… and then there was the dress. Finally. Sorry it took me so long, but after all I do have a birthday party to plan.
If you are a guy, you may want to give this story a miss and go back to the one with the Tortilla and if you are a girl…well, I am sure you know the feeling. The feeling you get deep down when you find a perfect dress. The feeling when it seems like the stars align and you get a glimpse of what heaven is all about. For you anyhow.
This happened to me on Sunday. I was killing some time because I was getting my shipment from Italy aka my friend Alessia from Rome, meeting me for lunch and bringing me pasta and Bacio.

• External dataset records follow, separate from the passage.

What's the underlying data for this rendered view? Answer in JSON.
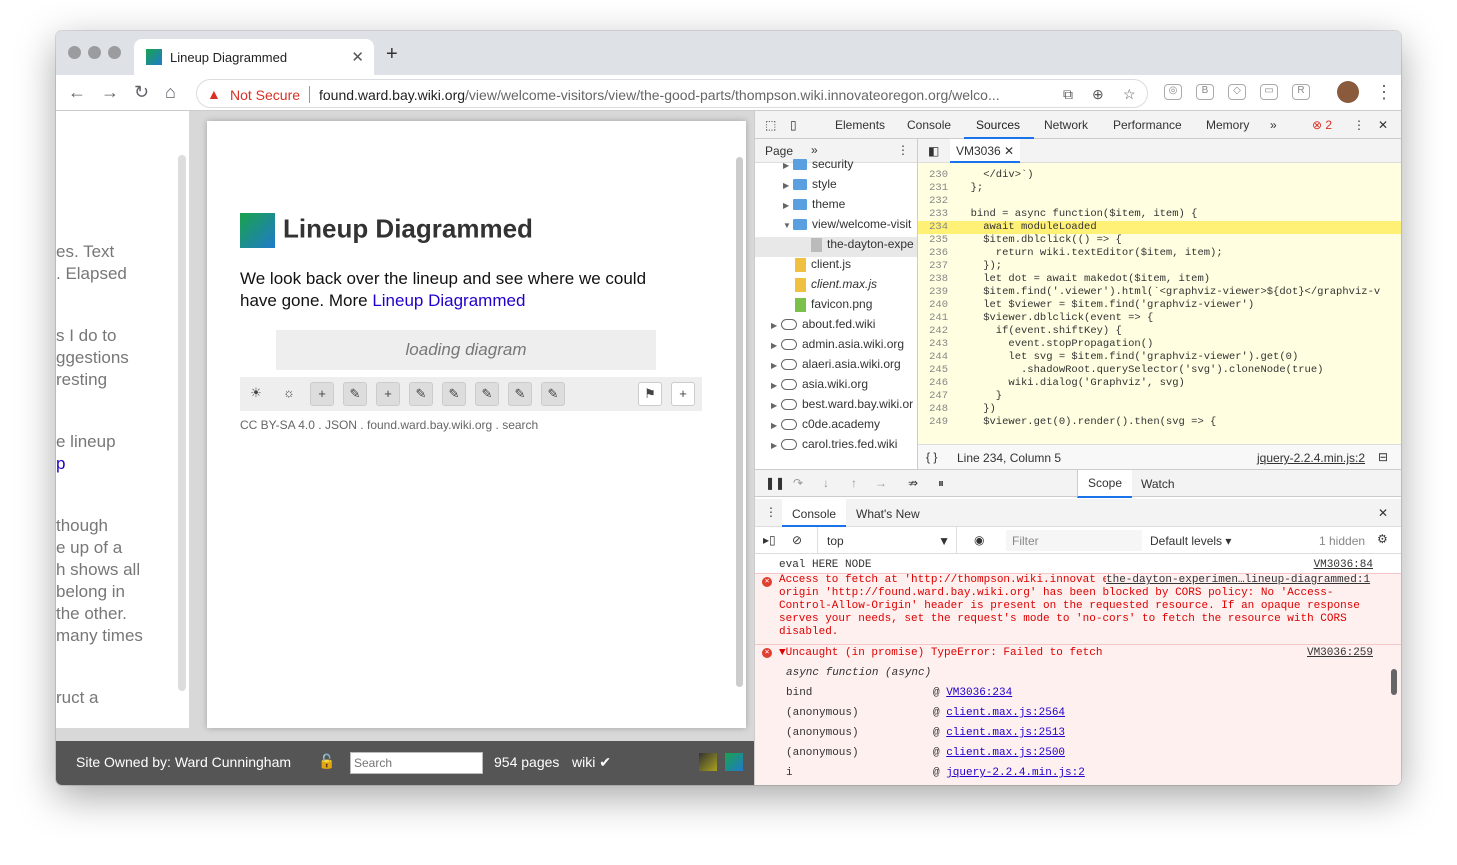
{
  "tab": {
    "title": "Lineup Diagrammed"
  },
  "address": {
    "security": "Not Secure",
    "host": "found.ward.bay.wiki.org",
    "path": "/view/welcome-visitors/view/the-good-parts/thompson.wiki.innovateoregon.org/welco..."
  },
  "left": {
    "lines": [
      "es. Text",
      ". Elapsed",
      "s I do to",
      "ggestions",
      "resting",
      "e lineup",
      "p",
      "though",
      "e up of a",
      "h shows all",
      "belong in",
      "the other.",
      "many times",
      "ruct a"
    ]
  },
  "page": {
    "title": "Lineup Diagrammed",
    "text": "We look back over the lineup and see where we could have gone. More ",
    "link": "Lineup Diagrammed",
    "loading": "loading diagram",
    "footer": {
      "license": "CC BY-SA 4.0",
      "json": "JSON",
      "site": "found.ward.bay.wiki.org",
      "search": "search"
    }
  },
  "status": {
    "owner": "Site Owned by: Ward Cunningham",
    "search_placeholder": "Search",
    "pages": "954 pages",
    "wiki": "wiki ✔"
  },
  "devtools": {
    "tabs": [
      "Elements",
      "Console",
      "Sources",
      "Network",
      "Performance",
      "Memory"
    ],
    "active_tab": "Sources",
    "errors": "2",
    "nav_header": "Page",
    "tree": [
      "security",
      "style",
      "theme",
      "view/welcome-visit",
      "the-dayton-expe",
      "client.js",
      "client.max.js",
      "favicon.png",
      "about.fed.wiki",
      "admin.asia.wiki.org",
      "alaeri.asia.wiki.org",
      "asia.wiki.org",
      "best.ward.bay.wiki.or",
      "c0de.academy",
      "carol.tries.fed.wiki"
    ],
    "file_tab": "VM3036",
    "code": [
      {
        "n": "230",
        "t": "    </div>`)"
      },
      {
        "n": "231",
        "t": "  };"
      },
      {
        "n": "232",
        "t": ""
      },
      {
        "n": "233",
        "t": "  bind = async function($item, item) {"
      },
      {
        "n": "234",
        "t": "    await moduleLoaded"
      },
      {
        "n": "235",
        "t": "    $item.dblclick(() => {"
      },
      {
        "n": "236",
        "t": "      return wiki.textEditor($item, item);"
      },
      {
        "n": "237",
        "t": "    });"
      },
      {
        "n": "238",
        "t": "    let dot = await makedot($item, item)"
      },
      {
        "n": "239",
        "t": "    $item.find('.viewer').html(`<graphviz-viewer>${dot}</graphviz-v"
      },
      {
        "n": "240",
        "t": "    let $viewer = $item.find('graphviz-viewer')"
      },
      {
        "n": "241",
        "t": "    $viewer.dblclick(event => {"
      },
      {
        "n": "242",
        "t": "      if(event.shiftKey) {"
      },
      {
        "n": "243",
        "t": "        event.stopPropagation()"
      },
      {
        "n": "244",
        "t": "        let svg = $item.find('graphviz-viewer').get(0)"
      },
      {
        "n": "245",
        "t": "          .shadowRoot.querySelector('svg').cloneNode(true)"
      },
      {
        "n": "246",
        "t": "        wiki.dialog('Graphviz', svg)"
      },
      {
        "n": "247",
        "t": "      }"
      },
      {
        "n": "248",
        "t": "    })"
      },
      {
        "n": "249",
        "t": "    $viewer.get(0).render().then(svg => {"
      }
    ],
    "position": "Line 234, Column 5",
    "source_link": "jquery-2.2.4.min.js:2",
    "scope": "Scope",
    "watch": "Watch",
    "drawer_tabs": [
      "Console",
      "What's New"
    ],
    "context": "top",
    "filter": "Filter",
    "levels": "Default levels ▾",
    "hidden": "1 hidden",
    "messages": {
      "log": "eval HERE NODE",
      "log_src": "VM3036:84",
      "cors": "Access to fetch at 'http://thompson.wiki.innovat eoregon.org/welcome-visitors.json' from origin 'http://found.ward.bay.wiki.org' has been blocked by CORS policy: No 'Access-Control-Allow-Origin' header is present on the requested resource. If an opaque response serves your needs, set the request's mode to 'no-cors' to fetch the resource with CORS disabled.",
      "cors_src": "the-dayton-experimen…lineup-diagrammed:1",
      "uncaught": "▼Uncaught (in promise) TypeError: Failed to fetch",
      "uncaught_src": "VM3036:259",
      "async": "async function (async)",
      "stack": [
        {
          "fn": "bind",
          "loc": "VM3036:234"
        },
        {
          "fn": "(anonymous)",
          "loc": "client.max.js:2564"
        },
        {
          "fn": "(anonymous)",
          "loc": "client.max.js:2513"
        },
        {
          "fn": "(anonymous)",
          "loc": "client.max.js:2500"
        },
        {
          "fn": "i",
          "loc": "jquery-2.2.4.min.js:2"
        }
      ]
    }
  }
}
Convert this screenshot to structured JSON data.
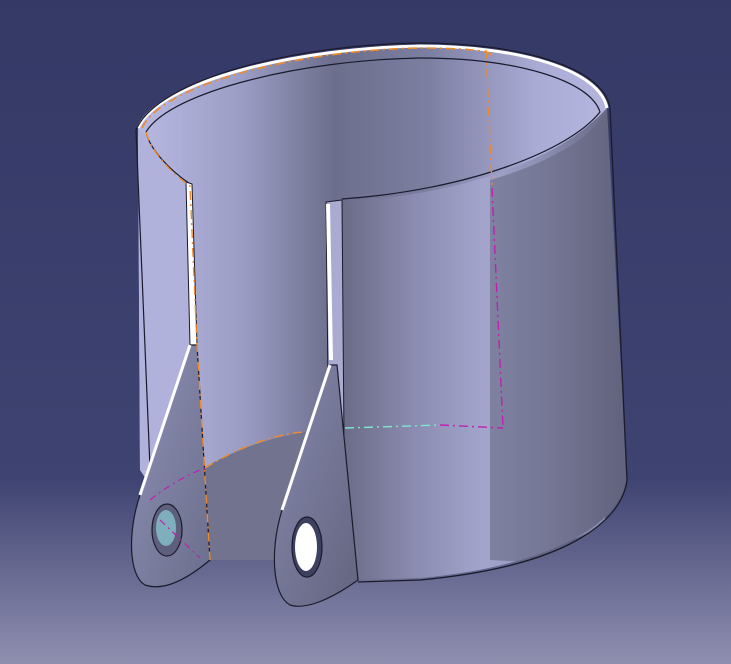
{
  "viewport": {
    "background_top": "#353966",
    "background_mid": "#3f4371",
    "background_bottom": "#8f8fb0"
  },
  "model": {
    "part": "sheet-metal-pipe-clamp",
    "colors": {
      "outer_light": "#9a9cc2",
      "outer_mid": "#8c8db2",
      "outer_dark": "#6a6b86",
      "inner_light": "#b4b6df",
      "inner_dark": "#6c6e8c",
      "edge_highlight": "#ffffff",
      "edge_outline": "#1b1b2c",
      "axis_orange": "#f08a2a",
      "axis_magenta": "#c01fb0",
      "axis_cyan": "#7fe7d0"
    }
  }
}
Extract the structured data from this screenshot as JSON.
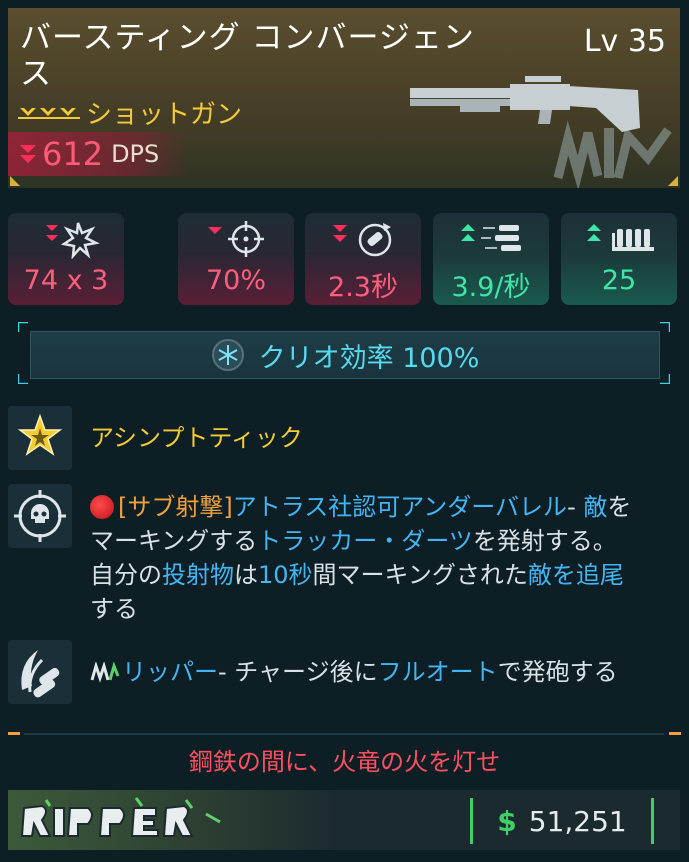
{
  "weapon": {
    "name": "バースティング コンバージェンス",
    "level": "Lv 35",
    "type": "ショットガン",
    "dps": "612",
    "dps_unit": "DPS"
  },
  "stats": [
    {
      "icon": "damage-burst-icon",
      "value": "74 x 3",
      "trend": "down-2",
      "color": "#ff5f7e"
    },
    {
      "icon": "crosshair-icon",
      "value": "70%",
      "trend": "down-1",
      "color": "#ff5f7e"
    },
    {
      "icon": "reload-icon",
      "value": "2.3秒",
      "trend": "down-2",
      "color": "#ff5f7e"
    },
    {
      "icon": "fire-rate-icon",
      "value": "3.9/秒",
      "trend": "up-2",
      "color": "#3fe6a8"
    },
    {
      "icon": "magazine-icon",
      "value": "25",
      "trend": "up-2",
      "color": "#3fe6a8"
    }
  ],
  "cryo": {
    "label": "クリオ効率 100%"
  },
  "perks": [
    {
      "icon": "star-badge-icon",
      "title": "アシンプトティック"
    },
    {
      "icon": "skull-target-icon",
      "segments": [
        {
          "text": "[サブ射撃]",
          "style": "orange"
        },
        {
          "text": "アトラス社認可アンダーバレル",
          "style": "blue"
        },
        {
          "text": "- ",
          "style": "plain"
        },
        {
          "text": "敵",
          "style": "blue"
        },
        {
          "text": "を",
          "style": "plain"
        },
        {
          "text": "マーキングする",
          "style": "plain"
        },
        {
          "text": "トラッカー・ダーツ",
          "style": "blue"
        },
        {
          "text": "を発射する。",
          "style": "plain"
        },
        {
          "text": "自分の",
          "style": "plain"
        },
        {
          "text": "投射物",
          "style": "blue"
        },
        {
          "text": "は",
          "style": "plain"
        },
        {
          "text": "10秒",
          "style": "blue"
        },
        {
          "text": "間マーキングされた",
          "style": "plain"
        },
        {
          "text": "敵を追尾",
          "style": "blue"
        },
        {
          "text": "する",
          "style": "plain"
        }
      ]
    },
    {
      "icon": "blade-bullet-icon",
      "segments": [
        {
          "text": "リッパー",
          "style": "blue"
        },
        {
          "text": "- チャージ後に",
          "style": "plain"
        },
        {
          "text": "フルオート",
          "style": "blue"
        },
        {
          "text": "で発砲する",
          "style": "plain"
        }
      ]
    }
  ],
  "flavor": "鋼鉄の間に、火竜の火を灯せ",
  "footer": {
    "brand": "RIPPER",
    "currency_symbol": "$",
    "price": "51,251"
  },
  "colors": {
    "accent_teal": "#3fd0e6",
    "down_red": "#ff5f7e",
    "up_green": "#3fe6a8",
    "legendary_gold": "#f3cc35",
    "price_green": "#3fcf67"
  }
}
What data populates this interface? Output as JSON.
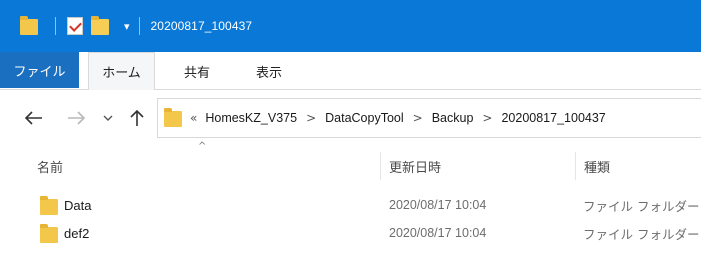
{
  "window": {
    "title": "20200817_100437",
    "accent_color": "#0a78d7"
  },
  "ribbon": {
    "tabs": [
      {
        "label": "ファイル"
      },
      {
        "label": "ホーム"
      },
      {
        "label": "共有"
      },
      {
        "label": "表示"
      }
    ]
  },
  "navigation": {
    "back_icon": "arrow-left-icon",
    "forward_icon": "arrow-right-icon",
    "recent_icon": "chevron-down-icon",
    "up_icon": "arrow-up-icon"
  },
  "address": {
    "overflow": "«",
    "crumbs": [
      "HomesKZ_V375",
      "DataCopyTool",
      "Backup",
      "20200817_100437"
    ],
    "separator": ">"
  },
  "columns": {
    "name": "名前",
    "date": "更新日時",
    "type": "種類"
  },
  "files": [
    {
      "name": "Data",
      "date": "2020/08/17 10:04",
      "type": "ファイル フォルダー"
    },
    {
      "name": "def2",
      "date": "2020/08/17 10:04",
      "type": "ファイル フォルダー"
    }
  ]
}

The real parmesan cheese managed to get intercepted by customs yet another time, but the thought makes me too sad to explain any further… So there I was buying Ike his 5 year old ‘big boy’ birthday shirt from Country Road and then had a quick look around myself. There it was on the shelf and just a little while later on me:
Though I called it my early birthday present to myself to validate the expense, I immediately had to wear it out to the meat party. Excitedly I told Ian about it on the phone before he fetched me. In hindsight I know it was a rookie error to expect any praise from a boy for something that is not barely covering my bum cheeks, my breasts, or is made out of sheerness and lace.
Ian: Wow – you got a new nightgown.
Indignantly I complained to Julia on the phone, the person who I know would understand me and more importantly the dress. Arriving and meeting at Tjing Tjing the dress was inspected by her and she just started to shake her head at Ian.
Julia: This does not look like a negligee!
Ian: I said nightgown not negligee.
Who would have known that a South African man knows what a negligee is?